Onlangs schreef ik in mijn klimaatnieuwsbrief over het gebrek aan visie in de Rotterdamse haven. Het wedstrijdje verplassen tussen Europese havensteden als Antwerpen, Hamburg en Rotterdam — wat heeft de rest van de samenleving daar eigenlijk aan?

Ik werd dan ook vrolijk van het interview dat haventopman Allard Castelein aan het Algemeen Dagblad gaf. Daarin zegt hij onomwonden dat Rotterdam niet langer de grootste haven van Europa hoeft te zijn. De ‘tonnenjacht’ loopt volgens hem ten einde en het tijdperk van ‘duurzame groei’ zou aanstaande zijn.

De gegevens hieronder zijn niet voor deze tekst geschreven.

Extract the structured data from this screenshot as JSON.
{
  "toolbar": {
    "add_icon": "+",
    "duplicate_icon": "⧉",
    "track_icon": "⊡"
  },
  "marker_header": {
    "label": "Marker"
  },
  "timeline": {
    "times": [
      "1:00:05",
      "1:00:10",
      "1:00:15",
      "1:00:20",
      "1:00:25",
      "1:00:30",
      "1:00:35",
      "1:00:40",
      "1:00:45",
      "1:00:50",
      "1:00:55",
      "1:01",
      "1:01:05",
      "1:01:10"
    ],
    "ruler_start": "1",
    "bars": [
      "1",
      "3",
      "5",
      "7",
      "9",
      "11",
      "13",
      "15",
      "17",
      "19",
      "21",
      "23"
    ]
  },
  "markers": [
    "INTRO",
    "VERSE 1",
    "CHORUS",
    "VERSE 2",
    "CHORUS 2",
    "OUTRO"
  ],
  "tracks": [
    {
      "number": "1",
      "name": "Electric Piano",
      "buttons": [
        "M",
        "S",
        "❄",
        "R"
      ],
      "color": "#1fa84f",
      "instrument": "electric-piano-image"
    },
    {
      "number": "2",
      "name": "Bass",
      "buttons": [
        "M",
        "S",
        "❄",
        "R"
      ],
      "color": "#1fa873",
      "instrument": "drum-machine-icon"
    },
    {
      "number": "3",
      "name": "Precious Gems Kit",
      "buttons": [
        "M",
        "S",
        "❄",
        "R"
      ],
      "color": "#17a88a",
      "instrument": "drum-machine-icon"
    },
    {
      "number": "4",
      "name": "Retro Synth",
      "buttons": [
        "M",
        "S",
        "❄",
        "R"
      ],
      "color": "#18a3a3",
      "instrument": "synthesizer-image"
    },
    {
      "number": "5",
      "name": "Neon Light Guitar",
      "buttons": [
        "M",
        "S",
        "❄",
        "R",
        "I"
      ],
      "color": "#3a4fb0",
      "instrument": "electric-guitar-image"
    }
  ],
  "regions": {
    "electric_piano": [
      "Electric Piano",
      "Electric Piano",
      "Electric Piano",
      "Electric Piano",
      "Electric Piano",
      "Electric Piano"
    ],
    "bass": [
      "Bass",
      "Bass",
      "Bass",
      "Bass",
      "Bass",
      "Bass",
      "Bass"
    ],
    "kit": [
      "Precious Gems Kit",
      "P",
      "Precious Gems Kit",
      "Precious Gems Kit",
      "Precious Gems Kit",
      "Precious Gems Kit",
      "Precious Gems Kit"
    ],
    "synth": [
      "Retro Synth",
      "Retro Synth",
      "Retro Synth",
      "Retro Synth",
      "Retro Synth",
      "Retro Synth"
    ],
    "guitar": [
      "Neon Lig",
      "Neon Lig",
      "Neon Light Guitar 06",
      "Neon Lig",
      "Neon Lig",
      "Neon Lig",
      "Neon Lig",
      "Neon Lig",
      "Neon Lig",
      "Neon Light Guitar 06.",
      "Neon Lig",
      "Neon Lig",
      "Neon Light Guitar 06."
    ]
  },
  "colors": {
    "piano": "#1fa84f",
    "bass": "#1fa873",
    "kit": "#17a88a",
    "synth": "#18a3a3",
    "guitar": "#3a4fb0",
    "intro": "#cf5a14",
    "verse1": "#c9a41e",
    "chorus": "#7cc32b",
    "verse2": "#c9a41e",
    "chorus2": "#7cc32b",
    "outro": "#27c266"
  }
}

Dit zijn mooie woorden. Maar — en ik wil echt niet meteen de azijnpissende journalist uithangen — de daden vertellen vooralsnog een ander verhaal. Eerder analyseerde ik de Havenvisie al en concludeerde dat er totaal niet lijkt te worden nagedacht over het in goede banen leiden van een krimpende haven. Ondertussen zijn finale investeringsbeslissingen rondom Porthos (een CCS-project) en W2C (een fabriek die chemicaliën terug moet winnen uit afval) nog altijd niet genomen, maar geeft het Havenbedrijf wél gas om de bouw van een Braziliaanse oliehaven mogelijk te maken.

Kortom: de groene woorden van de topman ten spijt, worden grijze investeringen nog altijd sneller genomen dan groene en een krimpstrategie is nog altijd niet gemaakt. Laten we het erop houden dat Allard Castelein een interessant jaar tegemoet gaat.